The shift back to NVIDIA hardware for training, while Huawei's chips are still utilized for inference, underscores a critical dependency on foreign technology for demanding AI development. Sources familiar with DeepSeek's projects indicated that Huawei's Ascend processors suffered from unstable performance, weaker interconnect bandwidth, and a lack of mature software tools, which are crucial for training models with billions of parameters.
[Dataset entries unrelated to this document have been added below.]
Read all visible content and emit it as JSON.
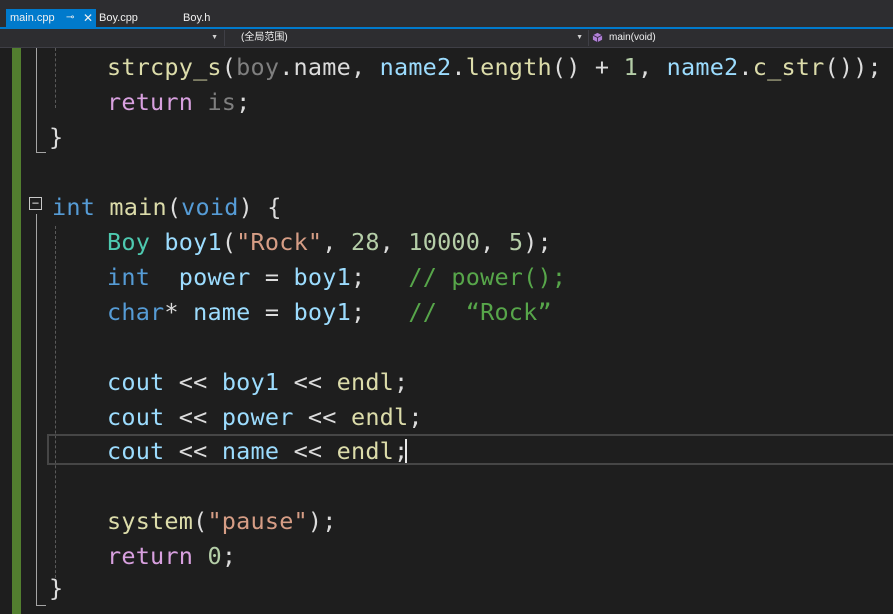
{
  "tabs": [
    {
      "label": "main.cpp",
      "active": true,
      "pin_glyph": "⊸",
      "close_glyph": "✕"
    },
    {
      "label": "Boy.cpp",
      "active": false
    },
    {
      "label": "Boy.h",
      "active": false
    }
  ],
  "navbar": {
    "project": "",
    "scope": "(全局范围)",
    "member": "main(void)"
  },
  "colors": {
    "accent": "#007acc",
    "keyword": "#569cd6",
    "type": "#4ec9b0",
    "function": "#dcdcaa",
    "variable": "#9cdcfe",
    "string": "#d69d85",
    "number": "#b5cea8",
    "comment": "#57a64a",
    "control": "#d8a0df",
    "change_margin": "#527e2f"
  },
  "icons": {
    "collapse": "minus-box-icon",
    "member": "method-cube-icon",
    "dropdown": "triangle-down-icon"
  },
  "code": {
    "line1": {
      "fn": "strcpy_s",
      "p1": "(",
      "dim1": "boy",
      "p2": ".name, ",
      "v1": "name2",
      "p3": ".",
      "f2": "length",
      "p4": "() + ",
      "n1": "1",
      "p5": ", ",
      "v2": "name2",
      "p6": ".",
      "f3": "c_str",
      "p7": "());"
    },
    "line2": {
      "kw": "return",
      "sp": " ",
      "dim": "is",
      "p": ";"
    },
    "line3": {
      "brace": "}"
    },
    "line4": {
      "kw1": "int",
      "sp": " ",
      "fn": "main",
      "p1": "(",
      "kw2": "void",
      "p2": ") {"
    },
    "line5": {
      "ty": "Boy",
      "sp": " ",
      "v": "boy1",
      "p1": "(",
      "s": "\"Rock\"",
      "p2": ", ",
      "n1": "28",
      "p3": ", ",
      "n2": "10000",
      "p4": ", ",
      "n3": "5",
      "p5": ");"
    },
    "line6": {
      "kw": "int",
      "sp": "  ",
      "v": "power",
      "p1": " = ",
      "v2": "boy1",
      "p2": ";   ",
      "cm": "// power();"
    },
    "line7": {
      "kw": "char",
      "p0": "* ",
      "v": "name",
      "p1": " = ",
      "v2": "boy1",
      "p2": ";   ",
      "cm": "//  “Rock”"
    },
    "line8": {
      "v1": "cout",
      "p1": " << ",
      "v2": "boy1",
      "p2": " << ",
      "f": "endl",
      "p3": ";"
    },
    "line9": {
      "v1": "cout",
      "p1": " << ",
      "v2": "power",
      "p2": " << ",
      "f": "endl",
      "p3": ";"
    },
    "line10": {
      "v1": "cout",
      "p1": " << ",
      "v2": "name",
      "p2": " << ",
      "f": "endl",
      "p3": ";"
    },
    "line11": {
      "fn": "system",
      "p1": "(",
      "s": "\"pause\"",
      "p2": ");"
    },
    "line12": {
      "kw": "return",
      "sp": " ",
      "n": "0",
      "p": ";"
    },
    "line13": {
      "brace": "}"
    }
  }
}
DeepSeek, founded by Liang Wenfeng, has been noted for its algorithmic efficiency, reportedly training its V3 model for significantly less cost and computing power than comparable Western models.

NVIDIA CEO Jensen Huang has been a vocal critic of U.S. export controls on AI chips to China, arguing that these restrictions are counterproductive. Huang has stated that such policies harm American businesses, accelerate China's domestic chip development, and risk the U.S. losing its global AI leadership. "China is one of the world’s largest AI markets and a springboard to AI success," Huang remarked, emphasizing the importance of NVIDIA's continued presence and its CUDA software ecosystem.

Despite China's substantial investment in domestic chip design and production, the gap in advanced semiconductor manufacturing and software maturity remains significant. Reports suggest that DeepSeek, among other Chinese firms, has resorted to acquiring restricted NVIDIA GPUs through shell distributors and backchannels to circumvent export regulations. This ongoing reliance on NVIDIA for core training capabilities, coupled with the instability of domestic alternatives for complex tasks, illustrates the intricate geopolitical and technological dynamics of the global AI race.